Upon my return to Dhaka in June, I have noticed a significant progress in this regard and it comes to realisation of a dream of having a South Asian Law University in Bangladesh. This has been initiated under the banner of the already established South Asian Institute of Advanced Legal and Human Rights Studies (SAILS).
SAILS has recently concluded two month-long training courses on the Alternative Dispute Resolution (ADR) and Continuing Legal Education (CLE), first of its kind in the country. The participants- judges and lawyers were drawn from Bangladesh, India, Nepal, Bhutan and Maldives.
Definitely there is need and all potentially for such an institution.
Dr. Kamal Hossain in his speech said, “Its an instrument to empowering the powerless, if it is properly understood, and could be effectively implemented,” he said. The internationally acclaimed Jurist urges the participants of the courses not to be lawyers obsessed of earning more money, but to serve the powerless and helpless in the respective society.

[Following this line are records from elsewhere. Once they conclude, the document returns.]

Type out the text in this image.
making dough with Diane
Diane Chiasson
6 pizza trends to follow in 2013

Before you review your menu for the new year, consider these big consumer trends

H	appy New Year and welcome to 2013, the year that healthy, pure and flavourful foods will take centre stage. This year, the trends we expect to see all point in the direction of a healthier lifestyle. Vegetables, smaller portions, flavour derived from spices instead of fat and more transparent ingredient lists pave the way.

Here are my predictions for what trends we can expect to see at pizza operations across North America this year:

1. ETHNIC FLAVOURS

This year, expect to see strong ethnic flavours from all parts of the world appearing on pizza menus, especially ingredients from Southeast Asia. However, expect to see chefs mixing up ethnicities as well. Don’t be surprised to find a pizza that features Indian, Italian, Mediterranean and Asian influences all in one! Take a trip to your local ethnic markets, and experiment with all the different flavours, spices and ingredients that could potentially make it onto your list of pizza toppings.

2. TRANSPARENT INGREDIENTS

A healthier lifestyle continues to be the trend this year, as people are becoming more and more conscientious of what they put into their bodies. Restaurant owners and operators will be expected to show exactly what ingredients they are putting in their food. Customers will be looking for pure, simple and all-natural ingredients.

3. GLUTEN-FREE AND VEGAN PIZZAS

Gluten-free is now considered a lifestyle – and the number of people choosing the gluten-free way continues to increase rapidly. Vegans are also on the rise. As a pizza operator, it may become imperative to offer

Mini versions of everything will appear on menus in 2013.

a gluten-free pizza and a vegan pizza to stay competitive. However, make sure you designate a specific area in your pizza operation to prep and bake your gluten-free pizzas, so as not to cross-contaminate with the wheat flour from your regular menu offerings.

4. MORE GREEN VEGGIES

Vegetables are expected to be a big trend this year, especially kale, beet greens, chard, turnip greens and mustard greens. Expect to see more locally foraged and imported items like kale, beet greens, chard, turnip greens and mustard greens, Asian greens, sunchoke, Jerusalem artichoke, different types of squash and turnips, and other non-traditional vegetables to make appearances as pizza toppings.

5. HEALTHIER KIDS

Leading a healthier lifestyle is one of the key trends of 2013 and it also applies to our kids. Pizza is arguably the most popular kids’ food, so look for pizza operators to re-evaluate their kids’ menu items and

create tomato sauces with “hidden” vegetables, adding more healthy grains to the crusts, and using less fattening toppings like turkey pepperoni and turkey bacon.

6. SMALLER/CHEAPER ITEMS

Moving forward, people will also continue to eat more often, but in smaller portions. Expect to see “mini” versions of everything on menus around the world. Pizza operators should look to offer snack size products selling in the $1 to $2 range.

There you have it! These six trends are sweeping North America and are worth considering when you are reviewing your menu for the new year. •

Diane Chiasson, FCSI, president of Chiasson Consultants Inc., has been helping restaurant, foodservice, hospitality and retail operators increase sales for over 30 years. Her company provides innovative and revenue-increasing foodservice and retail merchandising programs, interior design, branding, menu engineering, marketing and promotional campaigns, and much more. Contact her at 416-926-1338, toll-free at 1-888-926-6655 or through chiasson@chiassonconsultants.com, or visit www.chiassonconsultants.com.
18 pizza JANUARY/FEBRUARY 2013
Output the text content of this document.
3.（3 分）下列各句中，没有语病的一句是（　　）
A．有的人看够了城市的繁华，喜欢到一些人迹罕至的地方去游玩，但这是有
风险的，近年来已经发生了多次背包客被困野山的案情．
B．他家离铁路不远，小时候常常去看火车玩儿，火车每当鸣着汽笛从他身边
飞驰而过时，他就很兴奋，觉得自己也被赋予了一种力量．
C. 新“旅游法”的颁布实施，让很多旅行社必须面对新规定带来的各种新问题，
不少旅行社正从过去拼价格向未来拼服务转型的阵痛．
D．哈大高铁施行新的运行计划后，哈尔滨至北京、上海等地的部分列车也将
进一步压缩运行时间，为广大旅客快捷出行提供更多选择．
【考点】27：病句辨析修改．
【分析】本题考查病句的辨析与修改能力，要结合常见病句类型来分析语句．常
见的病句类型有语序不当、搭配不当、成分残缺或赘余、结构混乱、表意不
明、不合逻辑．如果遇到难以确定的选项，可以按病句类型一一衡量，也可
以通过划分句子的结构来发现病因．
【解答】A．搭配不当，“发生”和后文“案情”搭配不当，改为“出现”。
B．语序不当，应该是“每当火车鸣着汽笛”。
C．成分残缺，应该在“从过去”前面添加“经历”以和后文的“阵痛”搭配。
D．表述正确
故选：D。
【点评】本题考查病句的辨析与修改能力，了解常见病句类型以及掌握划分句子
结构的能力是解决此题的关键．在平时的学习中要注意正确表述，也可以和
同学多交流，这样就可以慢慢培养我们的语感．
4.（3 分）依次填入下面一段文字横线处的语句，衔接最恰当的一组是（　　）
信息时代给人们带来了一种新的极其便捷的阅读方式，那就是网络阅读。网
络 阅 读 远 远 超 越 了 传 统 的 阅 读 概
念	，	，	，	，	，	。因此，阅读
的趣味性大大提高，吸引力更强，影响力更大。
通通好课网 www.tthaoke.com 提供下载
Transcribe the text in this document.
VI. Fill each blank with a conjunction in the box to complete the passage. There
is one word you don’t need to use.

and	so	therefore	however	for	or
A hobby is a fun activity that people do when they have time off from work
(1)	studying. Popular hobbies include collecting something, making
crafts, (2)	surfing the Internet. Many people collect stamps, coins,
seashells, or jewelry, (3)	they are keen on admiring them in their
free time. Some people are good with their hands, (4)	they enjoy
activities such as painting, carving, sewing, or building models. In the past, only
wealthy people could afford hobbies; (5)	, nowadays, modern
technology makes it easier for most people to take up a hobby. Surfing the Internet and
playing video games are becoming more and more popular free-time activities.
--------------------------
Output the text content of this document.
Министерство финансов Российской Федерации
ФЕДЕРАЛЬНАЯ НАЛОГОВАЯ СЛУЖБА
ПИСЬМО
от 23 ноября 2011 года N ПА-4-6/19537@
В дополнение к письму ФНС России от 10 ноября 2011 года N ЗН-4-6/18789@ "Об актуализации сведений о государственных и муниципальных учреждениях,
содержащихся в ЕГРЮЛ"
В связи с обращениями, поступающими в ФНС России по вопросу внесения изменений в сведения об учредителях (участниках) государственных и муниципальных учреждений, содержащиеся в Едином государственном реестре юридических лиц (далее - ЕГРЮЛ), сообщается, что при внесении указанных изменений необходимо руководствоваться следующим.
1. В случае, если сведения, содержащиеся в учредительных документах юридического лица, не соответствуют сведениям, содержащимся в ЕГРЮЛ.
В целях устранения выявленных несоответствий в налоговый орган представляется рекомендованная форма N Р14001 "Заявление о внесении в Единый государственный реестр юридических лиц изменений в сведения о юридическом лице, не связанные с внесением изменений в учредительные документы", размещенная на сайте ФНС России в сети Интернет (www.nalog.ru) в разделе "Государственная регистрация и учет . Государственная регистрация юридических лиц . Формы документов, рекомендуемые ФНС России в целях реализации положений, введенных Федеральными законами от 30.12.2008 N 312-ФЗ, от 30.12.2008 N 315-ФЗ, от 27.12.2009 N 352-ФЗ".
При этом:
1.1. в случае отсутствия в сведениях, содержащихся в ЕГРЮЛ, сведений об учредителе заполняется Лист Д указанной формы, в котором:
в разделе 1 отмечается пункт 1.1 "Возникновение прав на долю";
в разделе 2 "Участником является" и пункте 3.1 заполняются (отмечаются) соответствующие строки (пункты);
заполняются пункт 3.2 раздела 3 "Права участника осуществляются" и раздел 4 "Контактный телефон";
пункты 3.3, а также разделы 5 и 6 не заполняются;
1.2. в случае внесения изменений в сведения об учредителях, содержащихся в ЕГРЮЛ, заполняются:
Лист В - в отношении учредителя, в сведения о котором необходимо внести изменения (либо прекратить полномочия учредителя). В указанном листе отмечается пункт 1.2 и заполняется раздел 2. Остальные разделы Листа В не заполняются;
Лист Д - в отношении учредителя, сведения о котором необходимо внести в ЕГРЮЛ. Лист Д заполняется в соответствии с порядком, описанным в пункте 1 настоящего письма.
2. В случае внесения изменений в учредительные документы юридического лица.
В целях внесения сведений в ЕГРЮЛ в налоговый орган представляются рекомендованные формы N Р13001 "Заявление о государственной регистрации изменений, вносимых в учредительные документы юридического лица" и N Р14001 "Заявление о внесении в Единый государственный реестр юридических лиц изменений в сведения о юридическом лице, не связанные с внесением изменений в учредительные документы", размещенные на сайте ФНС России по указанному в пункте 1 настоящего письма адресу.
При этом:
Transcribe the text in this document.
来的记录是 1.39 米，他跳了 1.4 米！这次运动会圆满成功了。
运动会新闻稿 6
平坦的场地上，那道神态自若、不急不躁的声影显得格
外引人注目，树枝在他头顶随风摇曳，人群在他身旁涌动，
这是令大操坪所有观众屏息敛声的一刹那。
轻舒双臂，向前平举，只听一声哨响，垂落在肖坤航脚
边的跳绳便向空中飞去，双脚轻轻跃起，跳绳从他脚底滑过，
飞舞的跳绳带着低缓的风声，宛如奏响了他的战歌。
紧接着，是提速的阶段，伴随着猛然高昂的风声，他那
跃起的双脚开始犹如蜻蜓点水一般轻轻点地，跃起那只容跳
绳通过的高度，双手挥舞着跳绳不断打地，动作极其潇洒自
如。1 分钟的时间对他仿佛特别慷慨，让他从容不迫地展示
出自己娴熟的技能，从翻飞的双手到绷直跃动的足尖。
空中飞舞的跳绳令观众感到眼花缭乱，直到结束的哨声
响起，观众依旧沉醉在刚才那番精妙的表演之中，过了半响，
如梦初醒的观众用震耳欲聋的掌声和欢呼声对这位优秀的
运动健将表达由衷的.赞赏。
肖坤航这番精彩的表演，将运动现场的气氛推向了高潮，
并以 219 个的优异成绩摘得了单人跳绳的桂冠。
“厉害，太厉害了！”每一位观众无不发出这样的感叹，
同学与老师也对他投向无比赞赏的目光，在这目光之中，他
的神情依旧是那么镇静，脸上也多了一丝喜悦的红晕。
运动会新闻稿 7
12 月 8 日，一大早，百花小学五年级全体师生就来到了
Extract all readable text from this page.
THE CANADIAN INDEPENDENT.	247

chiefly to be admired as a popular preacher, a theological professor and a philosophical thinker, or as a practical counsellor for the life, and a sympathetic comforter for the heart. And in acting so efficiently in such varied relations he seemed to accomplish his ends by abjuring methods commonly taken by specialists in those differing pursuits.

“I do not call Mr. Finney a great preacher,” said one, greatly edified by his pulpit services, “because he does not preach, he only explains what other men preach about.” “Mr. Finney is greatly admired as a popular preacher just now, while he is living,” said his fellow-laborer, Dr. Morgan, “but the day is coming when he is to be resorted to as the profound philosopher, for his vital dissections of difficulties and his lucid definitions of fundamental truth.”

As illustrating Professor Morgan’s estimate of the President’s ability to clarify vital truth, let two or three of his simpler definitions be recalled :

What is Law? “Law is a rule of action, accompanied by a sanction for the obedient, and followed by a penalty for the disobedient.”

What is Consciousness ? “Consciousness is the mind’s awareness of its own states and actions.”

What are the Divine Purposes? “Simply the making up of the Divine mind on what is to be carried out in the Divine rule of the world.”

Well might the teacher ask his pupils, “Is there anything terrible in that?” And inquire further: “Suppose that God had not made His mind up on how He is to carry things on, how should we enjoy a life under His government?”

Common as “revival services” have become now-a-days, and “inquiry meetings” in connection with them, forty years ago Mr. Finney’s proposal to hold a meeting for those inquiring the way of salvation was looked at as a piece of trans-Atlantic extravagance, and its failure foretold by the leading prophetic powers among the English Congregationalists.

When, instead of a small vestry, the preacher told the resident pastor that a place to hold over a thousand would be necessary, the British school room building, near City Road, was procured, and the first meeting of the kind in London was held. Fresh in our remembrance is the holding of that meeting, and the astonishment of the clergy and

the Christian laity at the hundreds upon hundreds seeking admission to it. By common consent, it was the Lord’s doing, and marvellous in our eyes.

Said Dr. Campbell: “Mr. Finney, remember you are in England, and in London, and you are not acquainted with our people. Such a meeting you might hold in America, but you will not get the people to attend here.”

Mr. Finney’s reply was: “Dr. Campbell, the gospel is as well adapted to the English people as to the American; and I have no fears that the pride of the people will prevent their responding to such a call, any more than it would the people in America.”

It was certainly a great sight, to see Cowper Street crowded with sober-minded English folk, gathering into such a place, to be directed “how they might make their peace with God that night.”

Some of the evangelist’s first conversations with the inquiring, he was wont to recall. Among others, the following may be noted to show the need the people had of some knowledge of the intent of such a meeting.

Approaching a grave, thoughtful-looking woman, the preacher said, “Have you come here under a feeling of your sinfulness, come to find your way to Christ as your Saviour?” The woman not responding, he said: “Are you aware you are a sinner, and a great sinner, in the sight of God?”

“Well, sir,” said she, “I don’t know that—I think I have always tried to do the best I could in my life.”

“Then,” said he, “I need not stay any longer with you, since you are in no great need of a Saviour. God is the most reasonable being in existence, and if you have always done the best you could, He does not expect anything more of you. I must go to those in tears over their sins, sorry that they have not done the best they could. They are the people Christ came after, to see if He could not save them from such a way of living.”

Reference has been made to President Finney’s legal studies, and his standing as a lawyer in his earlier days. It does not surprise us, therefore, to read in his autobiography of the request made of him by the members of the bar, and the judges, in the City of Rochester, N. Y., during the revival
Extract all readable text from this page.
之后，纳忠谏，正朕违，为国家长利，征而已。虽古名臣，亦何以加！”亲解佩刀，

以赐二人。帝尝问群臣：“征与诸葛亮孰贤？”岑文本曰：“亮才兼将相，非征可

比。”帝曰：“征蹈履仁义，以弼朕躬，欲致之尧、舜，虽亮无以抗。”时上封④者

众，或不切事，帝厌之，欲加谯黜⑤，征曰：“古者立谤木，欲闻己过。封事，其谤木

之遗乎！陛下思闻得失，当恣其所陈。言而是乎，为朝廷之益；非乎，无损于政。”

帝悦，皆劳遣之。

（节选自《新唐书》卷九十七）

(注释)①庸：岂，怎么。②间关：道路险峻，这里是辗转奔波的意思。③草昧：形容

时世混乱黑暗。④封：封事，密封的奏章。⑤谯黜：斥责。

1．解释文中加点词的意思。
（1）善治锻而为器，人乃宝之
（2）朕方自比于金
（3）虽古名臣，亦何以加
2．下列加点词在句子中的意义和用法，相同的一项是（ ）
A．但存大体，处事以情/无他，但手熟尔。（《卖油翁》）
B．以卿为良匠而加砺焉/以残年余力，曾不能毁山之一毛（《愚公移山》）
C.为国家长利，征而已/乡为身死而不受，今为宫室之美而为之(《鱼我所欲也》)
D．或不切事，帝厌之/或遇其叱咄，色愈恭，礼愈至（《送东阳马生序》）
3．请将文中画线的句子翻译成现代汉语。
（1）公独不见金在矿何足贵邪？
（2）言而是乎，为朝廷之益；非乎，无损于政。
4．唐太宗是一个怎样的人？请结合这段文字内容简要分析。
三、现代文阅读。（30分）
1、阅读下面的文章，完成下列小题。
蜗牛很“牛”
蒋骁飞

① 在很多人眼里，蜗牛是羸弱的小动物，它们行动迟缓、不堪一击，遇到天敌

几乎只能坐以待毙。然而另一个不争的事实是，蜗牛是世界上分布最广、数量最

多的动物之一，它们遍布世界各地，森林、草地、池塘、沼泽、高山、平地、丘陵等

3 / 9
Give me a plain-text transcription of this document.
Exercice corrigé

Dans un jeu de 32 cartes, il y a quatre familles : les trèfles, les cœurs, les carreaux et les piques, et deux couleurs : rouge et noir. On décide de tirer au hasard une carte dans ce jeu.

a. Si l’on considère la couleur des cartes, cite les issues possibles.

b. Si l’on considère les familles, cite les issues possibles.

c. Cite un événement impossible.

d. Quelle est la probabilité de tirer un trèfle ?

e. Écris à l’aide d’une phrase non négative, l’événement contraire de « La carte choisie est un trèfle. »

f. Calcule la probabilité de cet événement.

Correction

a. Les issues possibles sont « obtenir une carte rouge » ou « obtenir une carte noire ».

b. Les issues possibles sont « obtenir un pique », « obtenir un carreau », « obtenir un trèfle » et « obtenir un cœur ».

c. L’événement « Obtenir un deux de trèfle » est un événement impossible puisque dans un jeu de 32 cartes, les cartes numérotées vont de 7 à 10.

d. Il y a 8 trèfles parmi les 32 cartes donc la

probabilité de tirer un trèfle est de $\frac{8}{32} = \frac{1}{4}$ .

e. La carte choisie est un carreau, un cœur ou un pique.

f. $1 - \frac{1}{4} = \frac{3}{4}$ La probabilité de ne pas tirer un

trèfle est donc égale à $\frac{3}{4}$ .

Barrister Shafique Ahmed, Minister for Law, Justice and Parliamentary Affairs of the Government of the People's Republic of Bangladesh assures all out supports from his government in establishing a Law University in Bangladesh. He blames the aged old judicial system inherited from the British for failing to deliver justice. That is why the government has introduced ADR to reduce backlog of cases. “ADR could save time and money,” the Law Minister observes.
Professor N. R. Madhava Menon, a pioneer of global-standard legal education in India observes that a quality legal education in South Asian countries could bring foreign exchanges for the region as well. “If we could produce international-standard law graduates they could grab jobs in the multinational, international agencies and law firms.”
Dr. Menon starts his mission with the National Law School of India University in Bangalore, India. He also supports the idea of a SAARC-level Regional Law University. He hopes that such a University would come out with new scholarship and help in promoting peace and development in the region. Being a promoter for a quality legal and human rights education, I do foresee that the proposed Law University would produce graduates having new scholarship and morale among other qualities. They could contribute to establishing the Rule of Law and Accountability in the society. That is necessary for a healthy and democratic society and ensuring human rights for all.
The writer is a Researcher and Practitioner specializing in International Human Rights Law.